If we accuse another writer of plagiarism and it turns out to be a weird coincidence, we’ve gained an enemy, one unlikely to ever forget. And do we want to apply the stigma of plagiarism to someone else who may have simply had a similar idea? How would we feel if we were unjustly accused of such a thing?

The serious among us view our work as both creation and business. There are steps we can take if we’ve been pirated (DMCA letters) or suspect plagiarism (an attorney versed in the applicable laws).  One of the sad truths about this business is it’s stacked against the author.
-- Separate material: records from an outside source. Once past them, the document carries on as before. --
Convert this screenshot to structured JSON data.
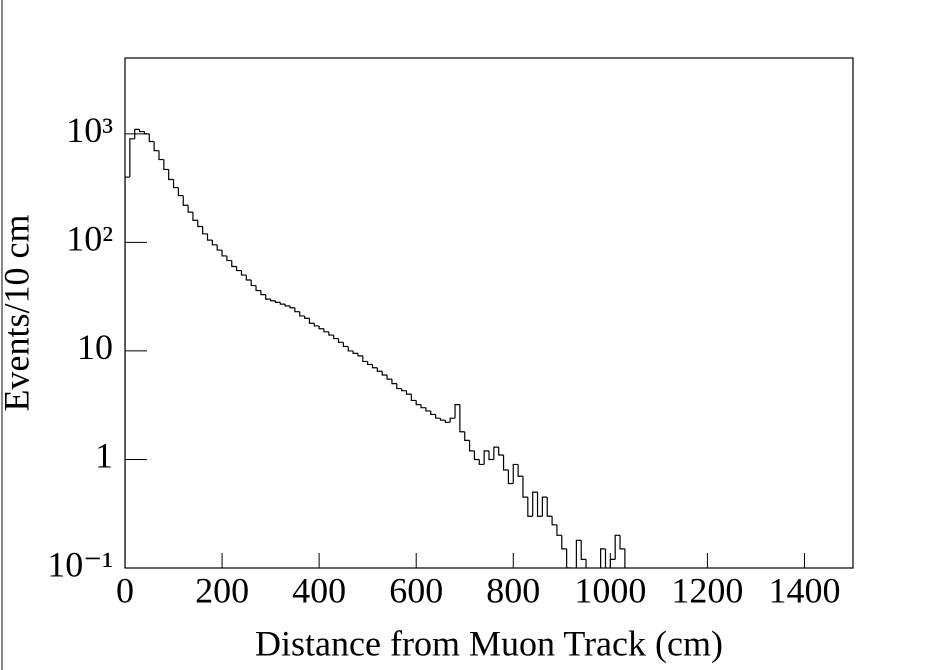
{
  "chart_data": {
    "type": "histogram",
    "xlabel": "Distance from Muon Track (cm)",
    "ylabel": "Events/10 cm",
    "color": "#000000",
    "log_y": true,
    "xlim": [
      0,
      1500
    ],
    "ylim": [
      0.1,
      5000
    ],
    "xticks": [
      0,
      200,
      400,
      600,
      800,
      1000,
      1200,
      1400
    ],
    "yticks": [
      {
        "value": 0.1,
        "label": "10⁻¹"
      },
      1,
      10,
      {
        "value": 100,
        "label": "10²"
      },
      {
        "value": 1000,
        "label": "10³"
      }
    ],
    "bins": [
      0,
      10,
      20,
      30,
      40,
      50,
      60,
      70,
      80,
      90,
      100,
      110,
      120,
      130,
      140,
      150,
      160,
      170,
      180,
      190,
      200,
      210,
      220,
      230,
      240,
      250,
      260,
      270,
      280,
      290,
      300,
      310,
      320,
      330,
      340,
      350,
      360,
      370,
      380,
      390,
      400,
      410,
      420,
      430,
      440,
      450,
      460,
      470,
      480,
      490,
      500,
      510,
      520,
      530,
      540,
      550,
      560,
      570,
      580,
      590,
      600,
      610,
      620,
      630,
      640,
      650,
      660,
      670,
      680,
      690,
      700,
      710,
      720,
      730,
      740,
      750,
      760,
      770,
      780,
      790,
      800,
      810,
      820,
      830,
      840,
      850,
      860,
      870,
      880,
      890,
      900,
      910,
      920,
      930,
      940,
      950,
      960,
      970,
      980,
      990,
      1000,
      1010,
      1020,
      1030,
      1040,
      1050
    ],
    "values": [
      400,
      900,
      1100,
      1050,
      1000,
      850,
      700,
      580,
      470,
      380,
      320,
      270,
      220,
      190,
      160,
      140,
      120,
      105,
      95,
      85,
      75,
      68,
      60,
      55,
      50,
      45,
      40,
      36,
      33,
      30,
      29,
      28,
      27,
      26,
      25,
      23,
      21,
      20,
      18,
      17,
      16,
      15,
      14,
      13,
      12,
      11,
      10,
      9.5,
      9,
      8,
      7.5,
      7,
      6.5,
      6,
      5.5,
      5,
      4.5,
      4.3,
      4,
      3.5,
      3.2,
      3,
      2.8,
      2.6,
      2.4,
      2.3,
      2.2,
      2.4,
      3.2,
      1.8,
      1.5,
      1.2,
      1.0,
      0.9,
      1.2,
      1.0,
      1.3,
      1.1,
      0.8,
      0.6,
      0.9,
      0.7,
      0.45,
      0.3,
      0.5,
      0.3,
      0.45,
      0.3,
      0.25,
      0.2,
      0.15,
      0.1,
      0.08,
      0.18,
      0.12,
      0.08,
      0,
      0,
      0.15,
      0.08,
      0.12,
      0.2,
      0.15,
      0.08,
      0
    ]
  }
}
We do the work of creation and everyone makes a profit on our backs.

I could let the ugliness of theft stop me from writing, but I won’t. I could put my money into lawyer fees (and if seriously pissed off I will). I submit DMCA letters albeit in a lazy fashion. For better or for worse I’ve accepted the risk because I believe Karma exists.

I know that sooner or later savvy readers will catch on and avoid suspect “authors.” The problem of deliberate, premeditated theft is so pervasive that even with a hundred thousand keyboards raised against it, it’s not going to go away. And that’s not right and that’s not fair.
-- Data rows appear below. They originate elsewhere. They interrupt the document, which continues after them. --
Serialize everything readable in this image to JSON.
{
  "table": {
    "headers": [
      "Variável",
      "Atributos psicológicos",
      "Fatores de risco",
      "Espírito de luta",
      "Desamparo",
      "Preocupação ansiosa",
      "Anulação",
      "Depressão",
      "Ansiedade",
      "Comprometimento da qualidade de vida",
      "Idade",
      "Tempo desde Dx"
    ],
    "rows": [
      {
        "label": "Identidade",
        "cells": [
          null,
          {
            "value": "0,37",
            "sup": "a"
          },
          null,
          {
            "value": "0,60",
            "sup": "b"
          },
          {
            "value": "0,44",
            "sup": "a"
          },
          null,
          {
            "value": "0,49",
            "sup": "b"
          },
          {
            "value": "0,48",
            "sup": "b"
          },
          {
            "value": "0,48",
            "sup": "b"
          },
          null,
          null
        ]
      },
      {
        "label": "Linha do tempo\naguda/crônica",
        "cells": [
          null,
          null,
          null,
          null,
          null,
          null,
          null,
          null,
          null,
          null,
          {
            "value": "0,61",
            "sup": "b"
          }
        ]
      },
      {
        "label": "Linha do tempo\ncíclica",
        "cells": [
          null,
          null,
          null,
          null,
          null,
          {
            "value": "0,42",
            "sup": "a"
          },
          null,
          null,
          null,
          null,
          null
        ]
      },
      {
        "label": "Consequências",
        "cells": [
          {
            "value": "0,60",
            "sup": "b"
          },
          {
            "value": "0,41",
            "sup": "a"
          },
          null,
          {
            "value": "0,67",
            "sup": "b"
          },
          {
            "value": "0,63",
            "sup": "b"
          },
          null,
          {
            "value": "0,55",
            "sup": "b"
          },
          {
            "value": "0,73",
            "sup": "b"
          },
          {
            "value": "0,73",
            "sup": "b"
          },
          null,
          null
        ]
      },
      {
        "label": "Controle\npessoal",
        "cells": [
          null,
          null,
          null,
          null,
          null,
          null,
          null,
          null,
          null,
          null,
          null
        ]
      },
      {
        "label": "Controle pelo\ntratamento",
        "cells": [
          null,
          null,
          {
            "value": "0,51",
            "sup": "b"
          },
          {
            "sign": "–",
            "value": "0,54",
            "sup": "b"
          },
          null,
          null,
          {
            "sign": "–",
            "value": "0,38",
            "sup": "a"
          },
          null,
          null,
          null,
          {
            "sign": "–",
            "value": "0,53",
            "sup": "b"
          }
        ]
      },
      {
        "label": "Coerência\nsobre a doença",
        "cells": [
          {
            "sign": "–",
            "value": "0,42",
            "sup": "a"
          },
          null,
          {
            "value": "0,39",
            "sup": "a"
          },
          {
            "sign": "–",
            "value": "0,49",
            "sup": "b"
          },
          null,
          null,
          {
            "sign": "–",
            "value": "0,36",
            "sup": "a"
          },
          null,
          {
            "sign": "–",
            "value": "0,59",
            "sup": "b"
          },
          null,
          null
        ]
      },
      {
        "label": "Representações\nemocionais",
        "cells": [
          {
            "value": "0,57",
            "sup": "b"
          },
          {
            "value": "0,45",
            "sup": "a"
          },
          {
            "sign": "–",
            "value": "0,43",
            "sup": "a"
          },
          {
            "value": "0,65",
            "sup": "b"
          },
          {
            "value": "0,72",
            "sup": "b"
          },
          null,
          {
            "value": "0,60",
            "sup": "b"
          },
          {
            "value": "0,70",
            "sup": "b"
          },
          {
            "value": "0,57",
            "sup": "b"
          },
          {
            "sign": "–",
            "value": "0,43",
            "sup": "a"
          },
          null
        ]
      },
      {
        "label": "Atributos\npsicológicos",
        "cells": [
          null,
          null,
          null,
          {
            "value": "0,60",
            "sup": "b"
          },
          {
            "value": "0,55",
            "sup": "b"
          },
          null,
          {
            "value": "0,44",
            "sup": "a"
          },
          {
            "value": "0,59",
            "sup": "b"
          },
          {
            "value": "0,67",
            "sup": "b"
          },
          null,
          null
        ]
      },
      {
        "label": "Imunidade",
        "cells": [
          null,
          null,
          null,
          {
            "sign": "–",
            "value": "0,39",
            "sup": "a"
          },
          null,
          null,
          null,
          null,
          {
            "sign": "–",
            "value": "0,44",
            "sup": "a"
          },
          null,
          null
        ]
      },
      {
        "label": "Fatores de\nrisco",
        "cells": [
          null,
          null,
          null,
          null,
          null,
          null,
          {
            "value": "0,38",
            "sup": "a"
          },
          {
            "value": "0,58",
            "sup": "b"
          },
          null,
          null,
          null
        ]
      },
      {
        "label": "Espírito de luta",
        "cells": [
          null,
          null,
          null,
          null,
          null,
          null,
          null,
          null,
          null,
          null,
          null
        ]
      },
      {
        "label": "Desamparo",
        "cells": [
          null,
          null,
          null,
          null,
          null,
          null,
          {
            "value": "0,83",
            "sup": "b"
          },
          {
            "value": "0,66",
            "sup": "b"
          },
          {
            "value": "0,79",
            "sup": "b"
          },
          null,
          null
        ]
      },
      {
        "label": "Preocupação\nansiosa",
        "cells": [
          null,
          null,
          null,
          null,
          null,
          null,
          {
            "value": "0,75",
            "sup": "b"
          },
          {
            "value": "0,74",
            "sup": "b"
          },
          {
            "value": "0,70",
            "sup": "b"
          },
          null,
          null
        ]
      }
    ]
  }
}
The best thing I can do is put my energy into writing the next story and not dwell on the inequities of this business. I could allow it to discourage me, but I won’t. I do what I do for the honest readers and there are enough of them left to keep me going. And that will just have to be good enough until karma kicks butt.

KC Kendricks

8 comments:

Alex J. Cavanaugh said...

Wouldn't want to gain an enemy if I was wrong.
So far, there have been similar elements in other books, but not stories. And my covers are the property of my publisher. They'd go after anyone who stole them.
Now pirated eBooks is another matter. Not much any of us can do about that.

KC Kendricks said...

Piracy is a whole 'nuther issue. When it comes to general plots, I just think some folks need to relax. Even within our own works we have stories we could take in different directions. Thanks for stopping by Between the Keys.

Stephanie Faris said...

I never thought about finding your cover on someone else's books. Yikes! But what you mentioned is exactly why many published authors won't read other author's books. It just puts them at risk of being accused of theft. It's a shame, but many successful authors I've met have that policy.

Stephanie Faris
IWSG Co-Host
http://stephie5741.blogspot.com

Murees Dupé said...

Oh no! Sorry. I admire your attitude. I would probably have been crying and then hope voodoo really works:) But Karma is definitely another good option.

KC Kendricks said...

Until I was looking for a cover for Hey, Joe, I didn't realize just how small the pool is of really suitable, affordable cover stock. The other side of that coin - I now know how cheap some of the cover stock used by publishers really is.

It is really easy for a phrase you read somewhere to creep into your own work, especially if it's a really good one. And it's not that you intentionally ripped-off the phrase, it just sticks in your brain and pops out when needed.

Thanks for stopping by Between the Keys!

KC Kendricks said...

Hi, Murees! I've been around awhile and with so many people writing these days, it's hard not to find some strange overlaps.

Thanks for stopping by today!

libertyfallsdown said...

I remember once seeing a re-issued book by a big name author whose new cover used an identical stock image to another book I'd read earlier that year, just filtered with a different colour. If the big publishers are at it, then the indie authors using a small pool of stock images are going to have the same issues.

And don't get me started on how many books are published with 'fans of LATEST POPULAR TITLE will love this' are practically plagiarised versions of said book. I lost count of the number of Twilight-alikes I read... I guess there's some weight to the argument that there are only so many different plots.

KC Kendricks said...

I've seen that "fans of" a lot, too. Readers are smarter than ever these days. You can't fool many of them with a line of crap and it's not in the author's best interest to try it.